Lizcha Bennett, a self-employed mother from Hampton, said her daughter, Chente Myhand, 14, has taken Wilcox's class for four months. During that time, she said, her daughter has lost 12 pounds and gained self control and valuable self-defense techniques.
"It's actually calmed her down some," Bennett said. "She's not as quick to fight people in school. She's a natural fighter, but I want her to learn some technique, so she can defend herself from bigger and not-so-nice people. It's dangerous for little girls, so they need to know how to defend themselves."
Clifton Massey, a project manager from Jonesboro, entered his two sons, Justin, 11, and Juwan, 13, in the class a month and a half ago. In that time, he said, he has seen a boost in the health and confidence of his children.
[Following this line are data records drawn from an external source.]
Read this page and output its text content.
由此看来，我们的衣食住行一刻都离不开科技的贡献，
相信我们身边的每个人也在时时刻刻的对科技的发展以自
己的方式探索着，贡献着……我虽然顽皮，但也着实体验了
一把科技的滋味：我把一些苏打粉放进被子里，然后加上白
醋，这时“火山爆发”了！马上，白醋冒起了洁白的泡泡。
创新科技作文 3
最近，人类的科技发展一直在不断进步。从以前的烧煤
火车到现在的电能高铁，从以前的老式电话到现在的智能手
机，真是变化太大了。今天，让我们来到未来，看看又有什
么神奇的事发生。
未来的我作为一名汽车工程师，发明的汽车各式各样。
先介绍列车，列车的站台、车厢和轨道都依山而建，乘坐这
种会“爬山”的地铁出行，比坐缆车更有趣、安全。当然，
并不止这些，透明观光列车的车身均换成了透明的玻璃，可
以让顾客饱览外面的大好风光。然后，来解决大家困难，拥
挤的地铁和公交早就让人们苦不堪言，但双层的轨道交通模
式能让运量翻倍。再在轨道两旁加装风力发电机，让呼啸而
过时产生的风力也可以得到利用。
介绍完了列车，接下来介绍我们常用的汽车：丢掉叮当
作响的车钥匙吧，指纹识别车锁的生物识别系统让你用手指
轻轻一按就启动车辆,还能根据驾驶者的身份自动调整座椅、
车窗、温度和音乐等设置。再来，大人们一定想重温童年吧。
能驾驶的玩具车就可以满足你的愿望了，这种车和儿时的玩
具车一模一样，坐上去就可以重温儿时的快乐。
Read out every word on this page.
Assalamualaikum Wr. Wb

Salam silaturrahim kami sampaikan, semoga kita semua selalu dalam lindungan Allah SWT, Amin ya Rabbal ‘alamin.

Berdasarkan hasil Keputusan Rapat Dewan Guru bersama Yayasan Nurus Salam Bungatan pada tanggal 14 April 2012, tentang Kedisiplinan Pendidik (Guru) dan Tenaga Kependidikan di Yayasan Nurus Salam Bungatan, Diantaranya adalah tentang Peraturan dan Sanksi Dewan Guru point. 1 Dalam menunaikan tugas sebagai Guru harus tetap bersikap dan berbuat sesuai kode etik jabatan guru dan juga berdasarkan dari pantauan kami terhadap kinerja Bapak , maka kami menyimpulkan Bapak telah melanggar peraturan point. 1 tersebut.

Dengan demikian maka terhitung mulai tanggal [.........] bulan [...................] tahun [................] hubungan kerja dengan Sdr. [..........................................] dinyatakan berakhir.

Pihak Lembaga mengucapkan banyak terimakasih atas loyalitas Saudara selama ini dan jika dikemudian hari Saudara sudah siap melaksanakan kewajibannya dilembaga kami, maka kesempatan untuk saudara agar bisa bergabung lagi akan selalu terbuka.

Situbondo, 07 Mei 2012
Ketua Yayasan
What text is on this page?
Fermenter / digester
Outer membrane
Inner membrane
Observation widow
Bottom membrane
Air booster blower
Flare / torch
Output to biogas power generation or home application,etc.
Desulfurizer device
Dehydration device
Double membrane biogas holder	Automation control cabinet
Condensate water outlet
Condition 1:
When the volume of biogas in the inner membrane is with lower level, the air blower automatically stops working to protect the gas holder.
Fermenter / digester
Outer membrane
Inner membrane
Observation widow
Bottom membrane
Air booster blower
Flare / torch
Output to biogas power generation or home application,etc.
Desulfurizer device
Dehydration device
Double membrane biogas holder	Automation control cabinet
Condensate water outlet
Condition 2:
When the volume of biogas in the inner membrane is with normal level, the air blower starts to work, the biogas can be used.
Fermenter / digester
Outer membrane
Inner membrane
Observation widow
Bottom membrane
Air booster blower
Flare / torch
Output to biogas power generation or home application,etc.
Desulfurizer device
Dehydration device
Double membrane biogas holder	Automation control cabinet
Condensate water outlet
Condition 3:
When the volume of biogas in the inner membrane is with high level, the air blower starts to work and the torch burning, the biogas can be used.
"I wanted them to be more active instead of just sitting around playing video games," Massey said. "They are more confident ... way more confident, and they are excited about coming. When they get older, they'll want to keep up the same kind of physical training."
Wilcox said he is interested in offering boxing classes at the Forest Park Recreation Center and eventually starting his own boxing gym. In the meantime, he said he is happy working with the kids at the Jim Huie Recreation Center.
"It makes me feel good that I am doing something good for my community and helping the kids find something that is exciting to them," he said.